General information
- Location: New Zealand
- Coordinates: 40°47′01″S 175°08′11″E﻿ / ﻿40.783644°S 175.136327°E
- Elevation: 30 m (98 ft)
- Line: North Island Main Trunk
- Distance: Wellington 67.6 km (42.0 mi)

History
- Opened: by 1887
- Closed: 3 February 1900

Services
| Preceding station |  | Historical railways |  | Following station |
| Ōtaki Line open, station open 2.68 km (1.67 mi) |  | North Island Main Trunk KiwiRail |  | Te Horo Line open, station closed 2.83 km (1.76 mi) |

Location

= Hautere railway station =

Defunct railway station in New Zealand

Hautere railway station was a flag station on the North Island Main Trunk in New Zealand.

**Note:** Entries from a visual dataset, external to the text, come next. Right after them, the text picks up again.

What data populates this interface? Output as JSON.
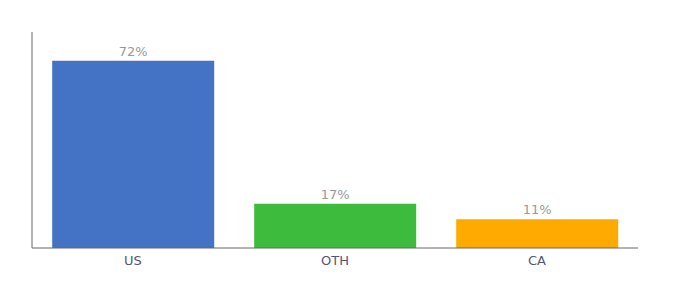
{
  "chart_data": {
    "type": "bar",
    "categories": [
      "US",
      "OTH",
      "CA"
    ],
    "values": [
      72,
      17,
      11
    ],
    "value_labels": [
      "72%",
      "17%",
      "11%"
    ],
    "colors": [
      "#4472c4",
      "#3dbb3d",
      "#ffaa00"
    ],
    "ylim": [
      0,
      83
    ],
    "data_labels": true,
    "tick_labels": "x",
    "grid": false
  }
}
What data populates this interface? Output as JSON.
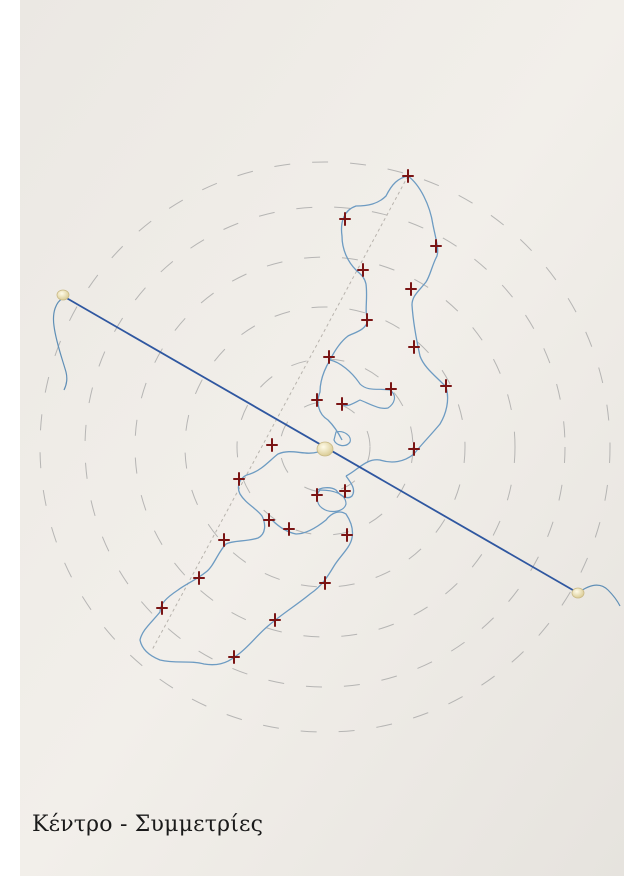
{
  "caption": "Κέντρο - Συμμετρίες",
  "colors": {
    "paper": "#efece7",
    "thread": "#5f8fb6",
    "axis_thread": "#2f57a0",
    "cross": "#7a1414",
    "pencil": "#9a9a9a",
    "pin": "#f1e6c0"
  }
}
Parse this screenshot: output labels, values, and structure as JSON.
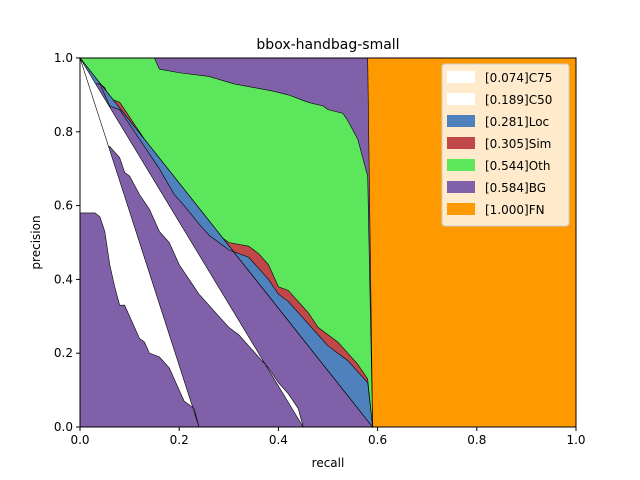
{
  "chart_data": {
    "type": "area",
    "title": "bbox-handbag-small",
    "xlabel": "recall",
    "ylabel": "precision",
    "xlim": [
      0,
      1
    ],
    "ylim": [
      0,
      1
    ],
    "xticks": [
      "0.0",
      "0.2",
      "0.4",
      "0.6",
      "0.8",
      "1.0"
    ],
    "yticks": [
      "0.0",
      "0.2",
      "0.4",
      "0.6",
      "0.8",
      "1.0"
    ],
    "grid": false,
    "legend_position": "top-right",
    "series": [
      {
        "name": "[1.000]FN",
        "color": "#ff9900",
        "points": [
          [
            0,
            1
          ],
          [
            1,
            1
          ],
          [
            1,
            0
          ],
          [
            0,
            0
          ]
        ]
      },
      {
        "name": "[0.584]BG",
        "color": "#8060a8",
        "points": [
          [
            0,
            1
          ],
          [
            0.58,
            1
          ],
          [
            0.59,
            0
          ],
          [
            0,
            0
          ]
        ]
      },
      {
        "name": "[0.544]Oth",
        "color": "#5ce65c",
        "points": [
          [
            0,
            1
          ],
          [
            0.15,
            1
          ],
          [
            0.16,
            0.97
          ],
          [
            0.2,
            0.96
          ],
          [
            0.26,
            0.95
          ],
          [
            0.31,
            0.93
          ],
          [
            0.35,
            0.92
          ],
          [
            0.39,
            0.91
          ],
          [
            0.42,
            0.9
          ],
          [
            0.44,
            0.89
          ],
          [
            0.46,
            0.88
          ],
          [
            0.49,
            0.87
          ],
          [
            0.5,
            0.86
          ],
          [
            0.53,
            0.85
          ],
          [
            0.54,
            0.83
          ],
          [
            0.56,
            0.78
          ],
          [
            0.57,
            0.73
          ],
          [
            0.58,
            0.68
          ],
          [
            0.59,
            0
          ]
        ]
      },
      {
        "name": "[0.305]Sim",
        "color": "#c04848",
        "points": [
          [
            0,
            1
          ],
          [
            0.0,
            0.93
          ],
          [
            0.04,
            0.93
          ],
          [
            0.05,
            0.92
          ],
          [
            0.06,
            0.89
          ],
          [
            0.08,
            0.88
          ],
          [
            0.1,
            0.84
          ],
          [
            0.12,
            0.8
          ],
          [
            0.14,
            0.76
          ],
          [
            0.16,
            0.72
          ],
          [
            0.19,
            0.66
          ],
          [
            0.21,
            0.63
          ],
          [
            0.24,
            0.57
          ],
          [
            0.26,
            0.54
          ],
          [
            0.3,
            0.5
          ],
          [
            0.34,
            0.49
          ],
          [
            0.36,
            0.47
          ],
          [
            0.38,
            0.44
          ],
          [
            0.4,
            0.38
          ],
          [
            0.42,
            0.37
          ],
          [
            0.44,
            0.34
          ],
          [
            0.46,
            0.31
          ],
          [
            0.48,
            0.27
          ],
          [
            0.5,
            0.25
          ],
          [
            0.52,
            0.23
          ],
          [
            0.54,
            0.2
          ],
          [
            0.56,
            0.17
          ],
          [
            0.58,
            0.13
          ],
          [
            0.59,
            0
          ]
        ]
      },
      {
        "name": "[0.281]Loc",
        "color": "#4f81bd",
        "points": [
          [
            0,
            1
          ],
          [
            0.0,
            0.93
          ],
          [
            0.04,
            0.93
          ],
          [
            0.05,
            0.9
          ],
          [
            0.06,
            0.87
          ],
          [
            0.08,
            0.86
          ],
          [
            0.1,
            0.82
          ],
          [
            0.12,
            0.78
          ],
          [
            0.14,
            0.74
          ],
          [
            0.16,
            0.7
          ],
          [
            0.19,
            0.63
          ],
          [
            0.21,
            0.6
          ],
          [
            0.24,
            0.55
          ],
          [
            0.26,
            0.52
          ],
          [
            0.3,
            0.48
          ],
          [
            0.34,
            0.46
          ],
          [
            0.36,
            0.43
          ],
          [
            0.38,
            0.4
          ],
          [
            0.4,
            0.36
          ],
          [
            0.42,
            0.34
          ],
          [
            0.44,
            0.31
          ],
          [
            0.46,
            0.28
          ],
          [
            0.48,
            0.25
          ],
          [
            0.5,
            0.22
          ],
          [
            0.52,
            0.2
          ],
          [
            0.54,
            0.18
          ],
          [
            0.56,
            0.15
          ],
          [
            0.58,
            0.12
          ],
          [
            0.59,
            0
          ]
        ]
      },
      {
        "name": "[0.189]C50",
        "color": "#ffffff",
        "points": [
          [
            0,
            1
          ],
          [
            0.0,
            0.8
          ],
          [
            0.03,
            0.8
          ],
          [
            0.04,
            0.77
          ],
          [
            0.06,
            0.76
          ],
          [
            0.08,
            0.73
          ],
          [
            0.09,
            0.69
          ],
          [
            0.1,
            0.68
          ],
          [
            0.12,
            0.63
          ],
          [
            0.14,
            0.59
          ],
          [
            0.16,
            0.53
          ],
          [
            0.18,
            0.5
          ],
          [
            0.2,
            0.44
          ],
          [
            0.22,
            0.4
          ],
          [
            0.24,
            0.36
          ],
          [
            0.26,
            0.33
          ],
          [
            0.28,
            0.3
          ],
          [
            0.3,
            0.27
          ],
          [
            0.32,
            0.25
          ],
          [
            0.34,
            0.22
          ],
          [
            0.36,
            0.19
          ],
          [
            0.38,
            0.16
          ],
          [
            0.4,
            0.12
          ],
          [
            0.42,
            0.09
          ],
          [
            0.44,
            0.05
          ],
          [
            0.45,
            0
          ]
        ]
      },
      {
        "name": "[0.074]C75",
        "color": "#ffffff",
        "points": [
          [
            0,
            1
          ],
          [
            0.0,
            0.58
          ],
          [
            0.03,
            0.58
          ],
          [
            0.04,
            0.57
          ],
          [
            0.05,
            0.53
          ],
          [
            0.06,
            0.44
          ],
          [
            0.07,
            0.38
          ],
          [
            0.08,
            0.33
          ],
          [
            0.09,
            0.33
          ],
          [
            0.1,
            0.3
          ],
          [
            0.11,
            0.27
          ],
          [
            0.12,
            0.24
          ],
          [
            0.13,
            0.23
          ],
          [
            0.14,
            0.2
          ],
          [
            0.16,
            0.19
          ],
          [
            0.18,
            0.16
          ],
          [
            0.19,
            0.13
          ],
          [
            0.2,
            0.1
          ],
          [
            0.21,
            0.07
          ],
          [
            0.23,
            0.05
          ],
          [
            0.24,
            0
          ]
        ]
      }
    ],
    "legend": [
      {
        "label": "[0.074]C75",
        "color": "#ffffff"
      },
      {
        "label": "[0.189]C50",
        "color": "#ffffff"
      },
      {
        "label": "[0.281]Loc",
        "color": "#4f81bd"
      },
      {
        "label": "[0.305]Sim",
        "color": "#c04848"
      },
      {
        "label": "[0.544]Oth",
        "color": "#5ce65c"
      },
      {
        "label": "[0.584]BG",
        "color": "#8060a8"
      },
      {
        "label": "[1.000]FN",
        "color": "#ff9900"
      }
    ]
  }
}
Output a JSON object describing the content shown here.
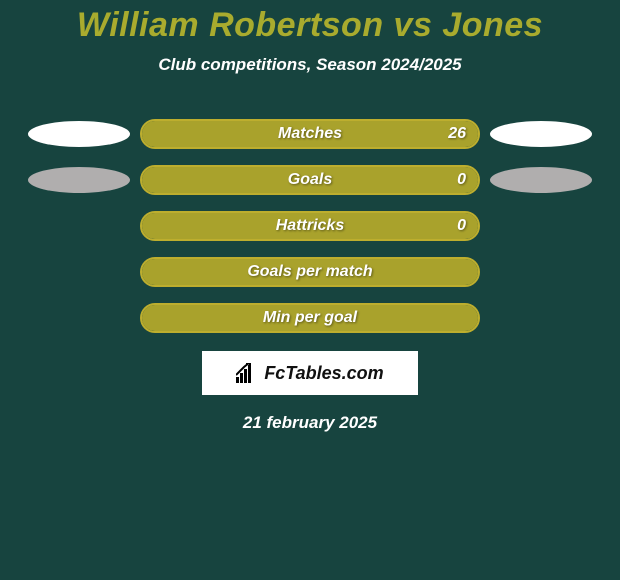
{
  "colors": {
    "background": "#17443f",
    "text_primary": "#ffffff",
    "title_accent": "#a9ab2e",
    "bar_border": "#bdae2e",
    "bar_fill": "#a9a22c",
    "ellipse_fill": "#ffffff",
    "ellipse_muted": "#b0aeae",
    "brand_bg": "#ffffff",
    "brand_text": "#000000"
  },
  "typography": {
    "title_fontsize": 34,
    "subtitle_fontsize": 17,
    "stat_label_fontsize": 16,
    "date_fontsize": 17
  },
  "title": "William Robertson vs Jones",
  "subtitle": "Club competitions, Season 2024/2025",
  "stats": [
    {
      "label": "Matches",
      "value": "26",
      "fill_pct": 100,
      "show_value": true,
      "left_ellipse": true,
      "right_ellipse": true,
      "left_muted": false,
      "right_muted": false
    },
    {
      "label": "Goals",
      "value": "0",
      "fill_pct": 100,
      "show_value": true,
      "left_ellipse": true,
      "right_ellipse": true,
      "left_muted": true,
      "right_muted": true
    },
    {
      "label": "Hattricks",
      "value": "0",
      "fill_pct": 100,
      "show_value": true,
      "left_ellipse": false,
      "right_ellipse": false,
      "left_muted": false,
      "right_muted": false
    },
    {
      "label": "Goals per match",
      "value": "",
      "fill_pct": 100,
      "show_value": false,
      "left_ellipse": false,
      "right_ellipse": false,
      "left_muted": false,
      "right_muted": false
    },
    {
      "label": "Min per goal",
      "value": "",
      "fill_pct": 100,
      "show_value": false,
      "left_ellipse": false,
      "right_ellipse": false,
      "left_muted": false,
      "right_muted": false
    }
  ],
  "brand": {
    "text": "FcTables.com"
  },
  "date": "21 february 2025"
}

The Wellington-Manawatu Line was opened by the Wellington and Manawatu Railway Company (WMR) when the first through train from Wellington to Palmerston North ran on 30 November 1886. Hautere was part of the Waikanae to Ōtaki contract, let to Messrs Wilkie and Wilson. The station wasn't in the February 1887 timetable, but had opened by December 1887, when WMR was selling nearby land and was in an 1888 timetable. By 1895 it was only a siding for goods traffic, with a sawmill. On 3 February 1900 it was reported as closed.

Only a single track now passes through the station site.